Aquando dessa união erótica, consentida pela figura paternal do irmão, não podemos deixar de sentir uma aura sinistra: é a estética da crueldade a ranger os dentes face ao prazer humano, marcando os seus próximos alvos. Aí, a água na qual o rapaz se banha serve de símbolo de passagem para o outro mundo – também os japoneses têm o seu Rio Estige, o Rio Sanzu, percurso obrigatório para as almas que saem desta dimensão terrena – e mesmo a cor branca, de luto no Japão como se sabe, do kimono de Kô e do fundoshi de Iori não deve ser por nós ignorada. A pulsão de vida que ambos sentem quando, por breves momentos, se podem libertar de todos os constrangimentos esconde uma catástrofe inesquivável, as suas próprias quedas. Deitados eles dormem juntos, deitados juntos darão o último suspiro.
Aliás, o que podemos nós escrever sobre a figura trágica de Kô, a cunhada de Iori que decide, por via da compaixão, iniciá-lo, pela primeira e última vez nas artes carnais, infringindo o tabu dos tabus e destruindo, por via do exacerbamento – mas tal é a metodologia da crueldade – o seu papel de mãe substituta? Ela é uma sinédoque, toda ela é o seu olhar. Olhos que choram, que anseiam, que se entregam. Olhos apreensivos, maternais, que se fecham no momento da morte, repudiando o triste fado a que foram sujeitos. São também eles que ofuscam e devém o sol que cega o jovem Iori momentos antes do seu seppuku falhado mas que mantém toda a gravitas até a comédia de enganos se instalar – e não foi um filósofo francês que a esse respeito escreveu, “Le soleil ni la mort ne peuvent se regarder fixement?” A propósito dessa sequência hipnótica e estonteante apenas o temor e o tremor a podem descrever. Não é digno de um crítico abster-se de palavras, mas recorro aqui ao silêncio para convocar a vossa experiência de um momento que seguramente não vão esquecer se tiverem a coragem de ir ao cinema. Assim sendo: em frente, marche!

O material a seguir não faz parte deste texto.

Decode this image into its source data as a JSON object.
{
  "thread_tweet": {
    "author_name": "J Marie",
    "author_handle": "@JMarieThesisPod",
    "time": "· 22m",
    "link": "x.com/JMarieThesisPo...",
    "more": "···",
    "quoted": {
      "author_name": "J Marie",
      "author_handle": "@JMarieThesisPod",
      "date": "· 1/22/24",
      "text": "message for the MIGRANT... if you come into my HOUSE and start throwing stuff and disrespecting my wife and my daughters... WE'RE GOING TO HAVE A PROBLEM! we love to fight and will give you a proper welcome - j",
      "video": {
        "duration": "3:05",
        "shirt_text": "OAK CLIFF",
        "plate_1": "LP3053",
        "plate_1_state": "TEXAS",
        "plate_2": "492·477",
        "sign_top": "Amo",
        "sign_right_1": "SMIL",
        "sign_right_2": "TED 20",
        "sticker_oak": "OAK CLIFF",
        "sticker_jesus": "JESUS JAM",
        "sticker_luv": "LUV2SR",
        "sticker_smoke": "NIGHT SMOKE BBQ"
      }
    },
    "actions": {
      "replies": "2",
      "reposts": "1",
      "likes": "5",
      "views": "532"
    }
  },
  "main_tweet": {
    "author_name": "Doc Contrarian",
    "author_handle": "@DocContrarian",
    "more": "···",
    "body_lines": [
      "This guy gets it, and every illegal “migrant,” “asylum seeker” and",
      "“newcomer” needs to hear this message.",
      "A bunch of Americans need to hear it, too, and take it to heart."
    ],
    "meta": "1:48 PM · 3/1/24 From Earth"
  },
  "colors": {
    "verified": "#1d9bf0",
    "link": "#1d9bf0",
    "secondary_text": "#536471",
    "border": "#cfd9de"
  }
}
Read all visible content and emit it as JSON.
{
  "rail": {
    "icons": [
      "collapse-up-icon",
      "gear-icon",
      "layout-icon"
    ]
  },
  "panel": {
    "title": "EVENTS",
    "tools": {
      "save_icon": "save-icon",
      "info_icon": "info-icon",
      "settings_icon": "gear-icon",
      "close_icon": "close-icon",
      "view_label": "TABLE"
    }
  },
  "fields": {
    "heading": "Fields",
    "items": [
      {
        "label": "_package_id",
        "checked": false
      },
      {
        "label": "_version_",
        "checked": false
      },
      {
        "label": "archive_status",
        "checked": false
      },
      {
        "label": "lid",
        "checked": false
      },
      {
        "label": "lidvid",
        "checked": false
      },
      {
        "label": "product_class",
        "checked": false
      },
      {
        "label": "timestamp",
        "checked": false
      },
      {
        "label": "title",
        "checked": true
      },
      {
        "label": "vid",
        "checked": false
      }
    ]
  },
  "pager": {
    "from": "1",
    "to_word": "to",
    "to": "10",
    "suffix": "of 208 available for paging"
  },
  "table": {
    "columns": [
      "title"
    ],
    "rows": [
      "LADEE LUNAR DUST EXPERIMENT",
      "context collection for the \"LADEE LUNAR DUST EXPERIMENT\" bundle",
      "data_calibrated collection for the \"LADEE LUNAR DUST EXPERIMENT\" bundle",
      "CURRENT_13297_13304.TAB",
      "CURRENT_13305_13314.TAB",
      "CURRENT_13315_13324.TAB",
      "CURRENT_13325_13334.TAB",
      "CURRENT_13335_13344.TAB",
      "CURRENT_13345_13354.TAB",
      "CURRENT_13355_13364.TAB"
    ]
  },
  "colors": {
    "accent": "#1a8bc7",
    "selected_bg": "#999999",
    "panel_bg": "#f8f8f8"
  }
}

Como é apanágio da concepção aristotélica da tragédia, ela deve suscitar o terror e a piedade. Mencionei já o terror (e, acreditem, podia mencioná-lo mais vezes), mas encontro agora também a clemência ao considerar o destino, não menos horrível, de Nobuyuki. Ele que é a figura de autoridade malograda, o irmão que não conseguiu ser pai nem marido, apesar de ser o derradeiro carniceiro, o servo mais leal do seu clã. Talvez sobreviver seja o maior castigo, afinal. Naqueles planos em que o encontramos sozinho, diante dos destroços da sua própria família, um conjunto de contra-picados e ângulos holandeses do castelo do seu soberano assaltam o fluxo das imagens, estancando-o só num portão fechado, sem acesso para o interior. Não nos parece que Morikawa nos esteja somente a relembrar, de forma mais ou menos ornamental e por via de uma referência arquitectónica, da época em que esta narrativa cruel se situa. Antes, proponho encarar esta sequencialidade transviada e misteriosa enquanto metáfora do demónio interior que crepita em todo o homem ordeiro que age em conformidade absoluta com os valores do seu tempo. Para isto, a estética da crueldade tinha também o seu antídoto: a negação de qualquer contemporaneidade era a maior e mais sublime forma de individualismo. Resistir não é prescrever, é questionar sob a forma de uma auto-negação.